Guide to Electroporation and Electrofusion

Guide to Electroporation and Electrofusion PDF Author: Donald Chang
Publisher: Academic Press
ISBN: 0323145019
Category : Science
Languages : en
Pages : 592

Book Description
Guide to Electroporation and Electrofusion is designed to cover all relevant topics pertaining to both electroporation and electrofusion. Divided into four major parts, the book covers fundamental aspects, as well as more advance aspects of the electroporation-electrofusion relationship. The book first covers the basic principles and fundamentals by presenting the most recent theoretical and experimental studies from various fields, such as physics, chemistry, and biology. Next, the book tackles the applications of electroporation and electrofusion in biology, such as transferring, manipulating, and transforming genetic materials.

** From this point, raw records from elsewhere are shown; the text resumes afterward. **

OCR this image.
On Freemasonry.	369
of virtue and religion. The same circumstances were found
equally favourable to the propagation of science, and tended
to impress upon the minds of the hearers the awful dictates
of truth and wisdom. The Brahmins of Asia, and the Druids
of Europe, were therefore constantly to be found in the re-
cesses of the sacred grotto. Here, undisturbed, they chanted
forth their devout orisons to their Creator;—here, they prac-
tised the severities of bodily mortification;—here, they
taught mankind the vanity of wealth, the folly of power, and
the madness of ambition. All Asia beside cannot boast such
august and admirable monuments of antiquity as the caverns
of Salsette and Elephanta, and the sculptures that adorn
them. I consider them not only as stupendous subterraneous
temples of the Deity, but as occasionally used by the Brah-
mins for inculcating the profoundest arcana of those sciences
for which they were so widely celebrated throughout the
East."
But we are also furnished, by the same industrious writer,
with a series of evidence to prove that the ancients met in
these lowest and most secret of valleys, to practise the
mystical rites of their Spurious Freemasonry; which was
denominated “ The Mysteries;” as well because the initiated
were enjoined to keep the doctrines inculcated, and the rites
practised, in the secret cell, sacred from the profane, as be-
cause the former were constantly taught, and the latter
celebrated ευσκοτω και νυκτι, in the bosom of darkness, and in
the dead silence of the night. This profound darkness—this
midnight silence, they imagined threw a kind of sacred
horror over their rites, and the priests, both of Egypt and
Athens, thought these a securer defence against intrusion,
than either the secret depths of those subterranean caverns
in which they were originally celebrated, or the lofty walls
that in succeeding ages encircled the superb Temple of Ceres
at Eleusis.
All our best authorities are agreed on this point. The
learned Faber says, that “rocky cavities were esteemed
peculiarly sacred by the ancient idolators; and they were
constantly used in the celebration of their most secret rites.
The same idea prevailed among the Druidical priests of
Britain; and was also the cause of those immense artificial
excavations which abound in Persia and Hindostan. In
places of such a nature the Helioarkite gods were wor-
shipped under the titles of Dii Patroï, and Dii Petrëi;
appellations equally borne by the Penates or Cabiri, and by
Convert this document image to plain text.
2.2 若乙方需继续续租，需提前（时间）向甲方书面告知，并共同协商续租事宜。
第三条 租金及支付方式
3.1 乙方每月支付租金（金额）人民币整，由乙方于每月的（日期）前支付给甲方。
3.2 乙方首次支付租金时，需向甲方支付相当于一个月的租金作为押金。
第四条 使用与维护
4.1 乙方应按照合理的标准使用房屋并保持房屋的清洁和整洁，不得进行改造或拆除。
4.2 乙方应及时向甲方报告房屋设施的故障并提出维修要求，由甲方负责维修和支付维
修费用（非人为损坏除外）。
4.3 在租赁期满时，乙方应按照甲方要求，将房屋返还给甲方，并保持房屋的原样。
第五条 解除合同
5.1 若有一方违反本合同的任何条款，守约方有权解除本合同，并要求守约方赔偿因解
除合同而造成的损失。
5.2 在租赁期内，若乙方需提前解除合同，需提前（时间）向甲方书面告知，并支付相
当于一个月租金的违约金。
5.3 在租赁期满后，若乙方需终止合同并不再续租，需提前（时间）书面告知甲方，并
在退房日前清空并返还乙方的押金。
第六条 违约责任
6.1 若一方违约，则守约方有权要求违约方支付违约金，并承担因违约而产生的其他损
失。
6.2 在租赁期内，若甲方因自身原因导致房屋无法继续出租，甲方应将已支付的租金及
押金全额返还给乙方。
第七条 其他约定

In the third section, the book discusses experimental protocols to serve as a guide when performing experiments using electroporation and electrofusion. The final section discusses the instruments needed to effectively perform an experiment that involves electroporation and electrofusion. This book will be of great used to both novice and advanced researchers whose work involves electroporation and electrofusion, as it provides comprehensive information regarding these topics.